Connectors hadoop3-2.2.8+ are incompatible with latest version of spark-sql (3.3.1)
bsenyshyn opened this issue · 3 comments
bsenyshyn commented
Hello!
I tried to upgrade the gcs-connector
from 2.2.7
to the latest version. I have faced this issue after the bump to 2.2.9
(just trying to read a DF from gcs bucket):
[error] Exception in thread "main" java.lang.NoSuchMethodError: 'com.google.common.cache.CacheBuilder com.google.common.cache.CacheBuilder.expireAfterWrite(java.time.Duration)'
[error] at com.google.cloud.hadoop.gcsio.GoogleCloudStorageImpl.<init>(GoogleCloudStorageImpl.java:206)
[error] at com.google.cloud.hadoop.gcsio.GoogleCloudStorageImpl.<init>(GoogleCloudStorageImpl.java:306)
[error] at com.google.cloud.hadoop.gcsio.GoogleCloudStorageFileSystem.<init>(GoogleCloudStorageFileSystem.java:171)

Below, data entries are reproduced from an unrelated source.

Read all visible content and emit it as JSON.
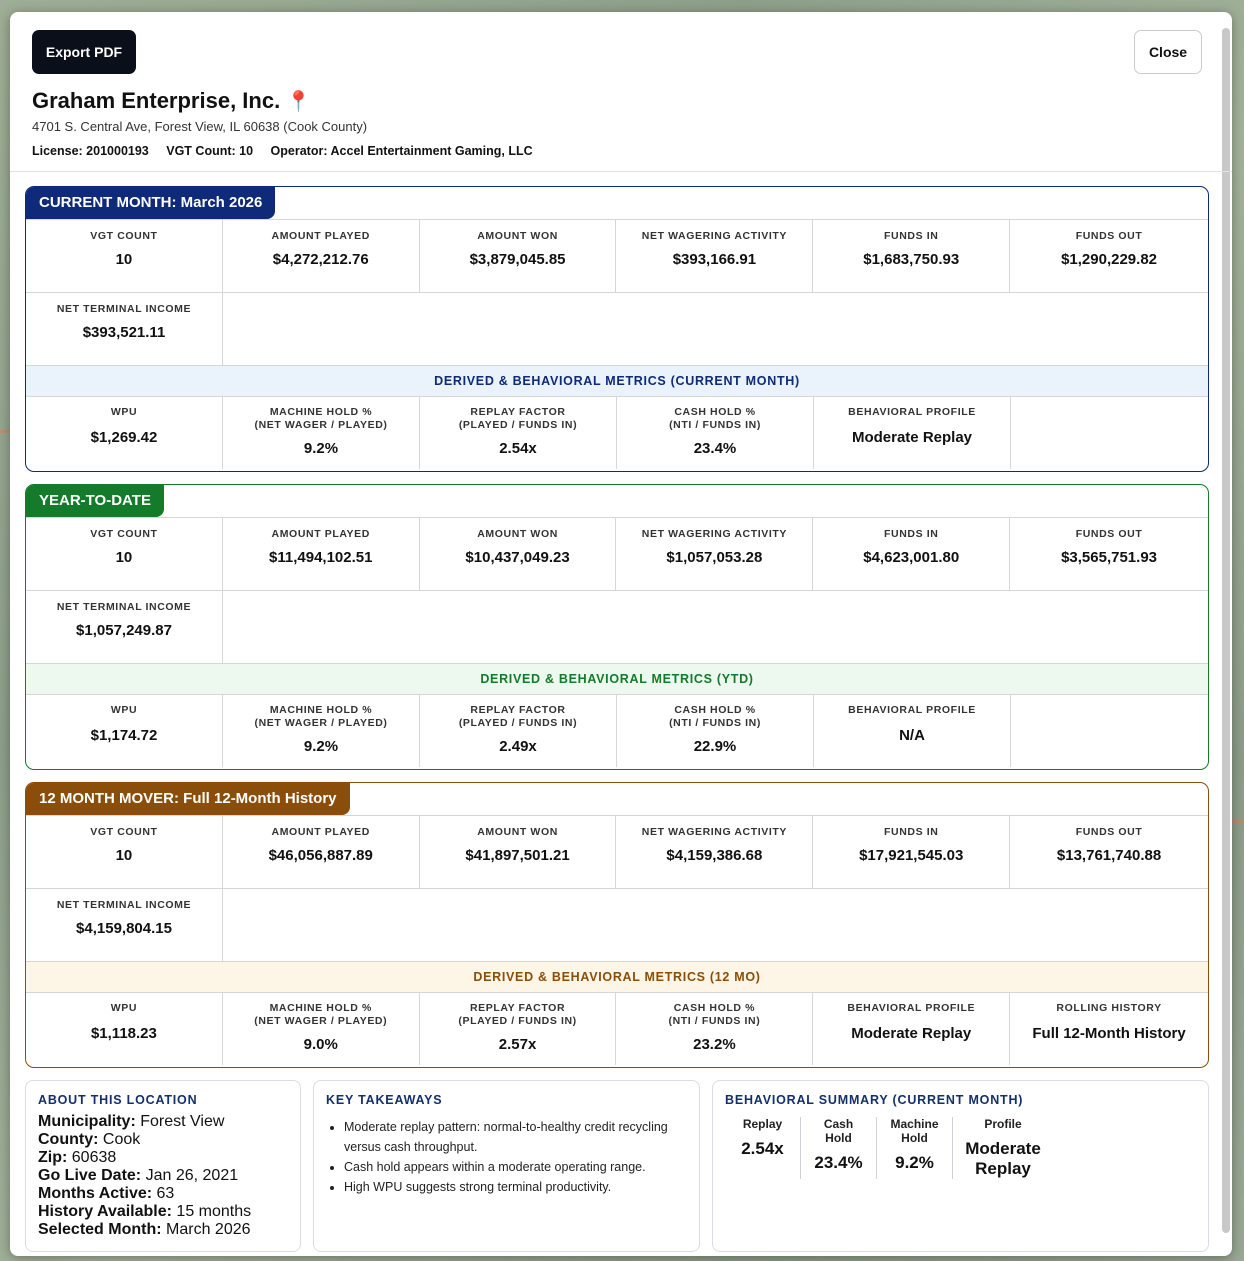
{
  "header": {
    "export_label": "Export PDF",
    "close_label": "Close",
    "title": "Graham Enterprise, Inc.",
    "pin_glyph": "📍",
    "address": "4701 S. Central Ave, Forest View, IL 60638 (Cook County)",
    "license": "License: 201000193",
    "vgt_count": "VGT Count: 10",
    "operator": "Operator: Accel Entertainment Gaming, LLC"
  },
  "colors": {
    "current": "#0e2a78",
    "ytd": "#137b2a",
    "mover": "#8a4e0a",
    "current_sub_bg": "#eaf3fc",
    "ytd_sub_bg": "#edf8ee",
    "mover_sub_bg": "#fdf6e6"
  },
  "current": {
    "tag": "CURRENT MONTH: March 2026",
    "labels": [
      "VGT COUNT",
      "AMOUNT PLAYED",
      "AMOUNT WON",
      "NET WAGERING ACTIVITY",
      "FUNDS IN",
      "FUNDS OUT"
    ],
    "values": [
      "10",
      "$4,272,212.76",
      "$3,879,045.85",
      "$393,166.91",
      "$1,683,750.93",
      "$1,290,229.82"
    ],
    "nti_label": "NET TERMINAL INCOME",
    "nti_value": "$393,521.11",
    "sub": "DERIVED & BEHAVIORAL METRICS (CURRENT MONTH)",
    "derived": [
      {
        "l1": "WPU",
        "l2": "",
        "v": "$1,269.42"
      },
      {
        "l1": "MACHINE HOLD %",
        "l2": "(NET WAGER / PLAYED)",
        "v": "9.2%"
      },
      {
        "l1": "REPLAY FACTOR",
        "l2": "(PLAYED / FUNDS IN)",
        "v": "2.54x"
      },
      {
        "l1": "CASH HOLD %",
        "l2": "(NTI / FUNDS IN)",
        "v": "23.4%"
      },
      {
        "l1": "BEHAVIORAL PROFILE",
        "l2": "",
        "v": "Moderate Replay"
      }
    ]
  },
  "ytd": {
    "tag": "YEAR-TO-DATE",
    "labels": [
      "VGT COUNT",
      "AMOUNT PLAYED",
      "AMOUNT WON",
      "NET WAGERING ACTIVITY",
      "FUNDS IN",
      "FUNDS OUT"
    ],
    "values": [
      "10",
      "$11,494,102.51",
      "$10,437,049.23",
      "$1,057,053.28",
      "$4,623,001.80",
      "$3,565,751.93"
    ],
    "nti_label": "NET TERMINAL INCOME",
    "nti_value": "$1,057,249.87",
    "sub": "DERIVED & BEHAVIORAL METRICS (YTD)",
    "derived": [
      {
        "l1": "WPU",
        "l2": "",
        "v": "$1,174.72"
      },
      {
        "l1": "MACHINE HOLD %",
        "l2": "(NET WAGER / PLAYED)",
        "v": "9.2%"
      },
      {
        "l1": "REPLAY FACTOR",
        "l2": "(PLAYED / FUNDS IN)",
        "v": "2.49x"
      },
      {
        "l1": "CASH HOLD %",
        "l2": "(NTI / FUNDS IN)",
        "v": "22.9%"
      },
      {
        "l1": "BEHAVIORAL PROFILE",
        "l2": "",
        "v": "N/A"
      }
    ]
  },
  "mover": {
    "tag": "12 MONTH MOVER: Full 12-Month History",
    "labels": [
      "VGT COUNT",
      "AMOUNT PLAYED",
      "AMOUNT WON",
      "NET WAGERING ACTIVITY",
      "FUNDS IN",
      "FUNDS OUT"
    ],
    "values": [
      "10",
      "$46,056,887.89",
      "$41,897,501.21",
      "$4,159,386.68",
      "$17,921,545.03",
      "$13,761,740.88"
    ],
    "nti_label": "NET TERMINAL INCOME",
    "nti_value": "$4,159,804.15",
    "sub": "DERIVED & BEHAVIORAL METRICS (12 MO)",
    "derived": [
      {
        "l1": "WPU",
        "l2": "",
        "v": "$1,118.23"
      },
      {
        "l1": "MACHINE HOLD %",
        "l2": "(NET WAGER / PLAYED)",
        "v": "9.0%"
      },
      {
        "l1": "REPLAY FACTOR",
        "l2": "(PLAYED / FUNDS IN)",
        "v": "2.57x"
      },
      {
        "l1": "CASH HOLD %",
        "l2": "(NTI / FUNDS IN)",
        "v": "23.2%"
      },
      {
        "l1": "BEHAVIORAL PROFILE",
        "l2": "",
        "v": "Moderate Replay"
      },
      {
        "l1": "ROLLING HISTORY",
        "l2": "",
        "v": "Full 12-Month History"
      }
    ]
  },
  "about": {
    "title": "ABOUT THIS LOCATION",
    "rows": [
      {
        "k": "Municipality:",
        "v": "Forest View"
      },
      {
        "k": "County:",
        "v": "Cook"
      },
      {
        "k": "Zip:",
        "v": "60638"
      },
      {
        "k": "Go Live Date:",
        "v": "Jan 26, 2021"
      },
      {
        "k": "Months Active:",
        "v": "63"
      },
      {
        "k": "History Available:",
        "v": "15 months"
      },
      {
        "k": "Selected Month:",
        "v": "March 2026"
      }
    ]
  },
  "takeaways": {
    "title": "KEY TAKEAWAYS",
    "items": [
      "Moderate replay pattern: normal-to-healthy credit recycling versus cash throughput.",
      "Cash hold appears within a moderate operating range.",
      "High WPU suggests strong terminal productivity."
    ]
  },
  "behavioral": {
    "title": "BEHAVIORAL SUMMARY (CURRENT MONTH)",
    "cols": [
      {
        "l": "Replay",
        "v": "2.54x"
      },
      {
        "l": "Cash Hold",
        "v": "23.4%"
      },
      {
        "l": "Machine Hold",
        "v": "9.2%"
      },
      {
        "l": "Profile",
        "v": "Moderate Replay"
      }
    ]
  }
}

[error] at com.google.cloud.hadoop.fs.gcs.GoogleHadoopFileSystemBase.createGcsFs(GoogleHadoopFileSystemBase.java:1506)
[error] at com.google.cloud.hadoop.fs.gcs.GoogleHadoopFileSystemBase.configure(GoogleHadoopFileSystemBase.java:1480)
[error] at com.google.cloud.hadoop.fs.gcs.GoogleHadoopFileSystemBase.initialize(GoogleHadoopFileSystemBase.java:467)
[error] at org.apache.hadoop.fs.FileSystem.createFileSystem(FileSystem.java:3469)
[error] at org.apache.hadoop.fs.FileSystem.access$300(FileSystem.java:174)
[error] at org.apache.hadoop.fs.FileSystem$Cache.getInternal(FileSystem.java:3574)
[error] at org.apache.hadoop.fs.FileSystem$Cache.get(FileSystem.java:3521)
[error] at org.apache.hadoop.fs.FileSystem.get(FileSystem.java:540)
[error] at org.apache.hadoop.fs.FileSystem.get(FileSystem.java:288)
[error] at org.apache.hadoop.fs.FileSystem.get(FileSystem.java:524)
[error] at org.apache.hadoop.fs.Path.getFileSystem(Path.java:365)
[error] at org.apache.spark.sql.execution.streaming.FileStreamSink$.hasMetadata(FileStreamSink.scala:53)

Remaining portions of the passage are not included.